Group photo of AERL design team. — Members of the AERL design team pose outside their offices at Langley. Many would later transfer to Cleveland (1941).

Electrical Diagram for Altitude Wind Tunnel Drive System. — Carl Bioletti at the NACA’s Ames laboratory designed the AWT electric drive system which rotated the tunnel’s drive fan (1945).

Man standing on cooling coils in AWT. — View of the unique accordion-like cooling coils designed specifically for the AWT (1950).

Schematic Diagram of Altitude Wind Tunnel Complex . — The AWT and its support buildings following a major rennovation in the 1951 that included new exhausters in an Exhauster Building annex, a Circulating Water Pump House, and a new drive fan.

Blueprint show AWT layout and elevation. — NACA Ames’ drawing showing the general layout of the AWT and elevations (1941-44).

Blueprint show AWT test chamber elevation. — NACA elevation drawing showing AWT test chamber (1942-45).

Blueprint show AWT propeller drive fan. — NACA Ames’ drawing showing AWT propeller drive fan (1942-44).

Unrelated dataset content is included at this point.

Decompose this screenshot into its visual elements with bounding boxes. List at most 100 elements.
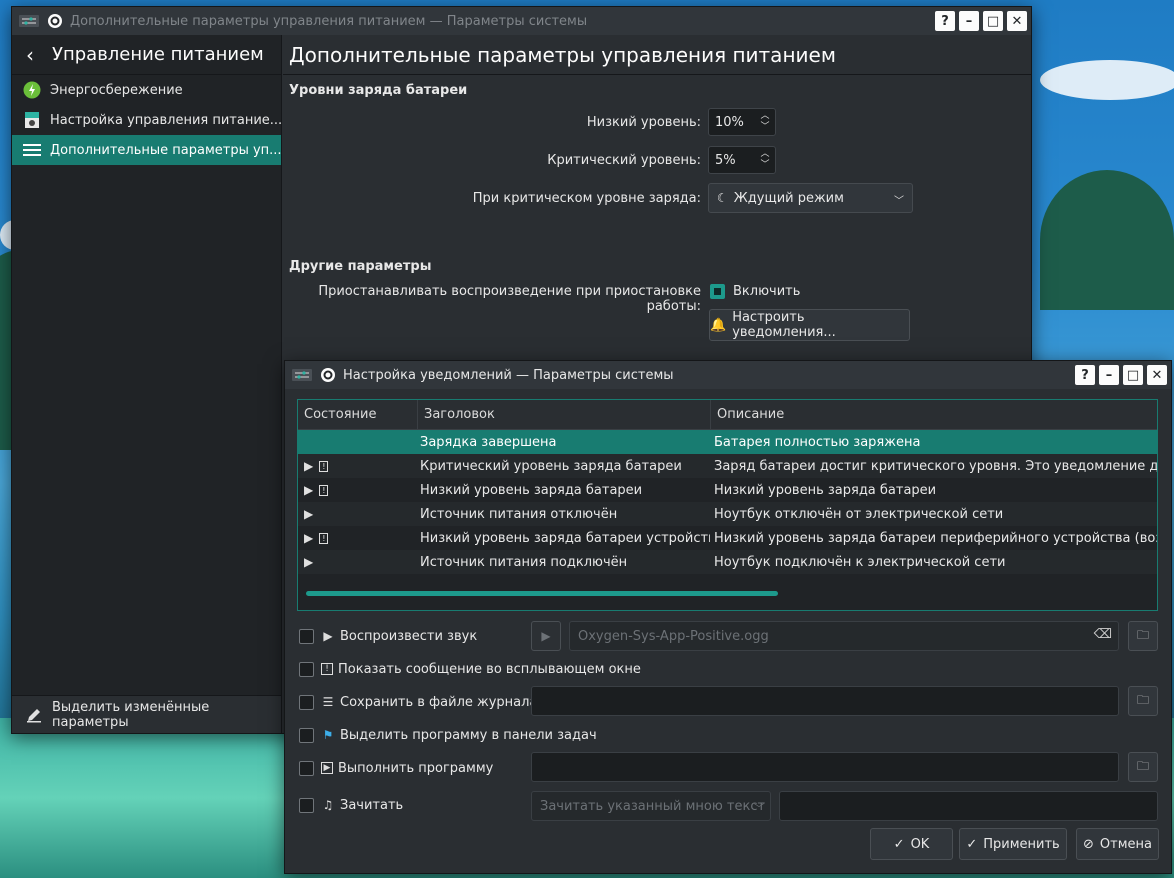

Blueprint show AWT support rings and roller bearings. — NACA Ames’ drawing showing AWT corner rings with detail of rollers (1941-44).

Construction Progress

Construction of the AERL began in late January 1941, but the foundations for the AWT were not laid until the spring of 1942. By then the United States had entered the War, and the nation retooled to support the effort. This increased the need for the new wind tunnel, but also limited the supply of construction materials. The government began taking measures to accelerate the sluggish construction of the laboratory. The military provided special supplies, contractors were given new agreements and pressured to meet deadlines, and Congress approved additional funds.

By the fall of 1942, work on the AWT’s support structure and its Shop and Office, Refrigeration, and Exhauster buildings was underway. Progress on the tunnel and its infrastructure increased in 1943 as more and more of the lab’s other buildings were completed. The AWT’s support buildings were completed by September 1943, but work continued on the refrigeration and exhaust systems and the test chamber. After almost two years of construction, the AWT was finally completed in January 1944. Carrier and his team were onsite to verify that the cooling equipment performed correctly during its initial runs. Testing began almost immediately afterwards.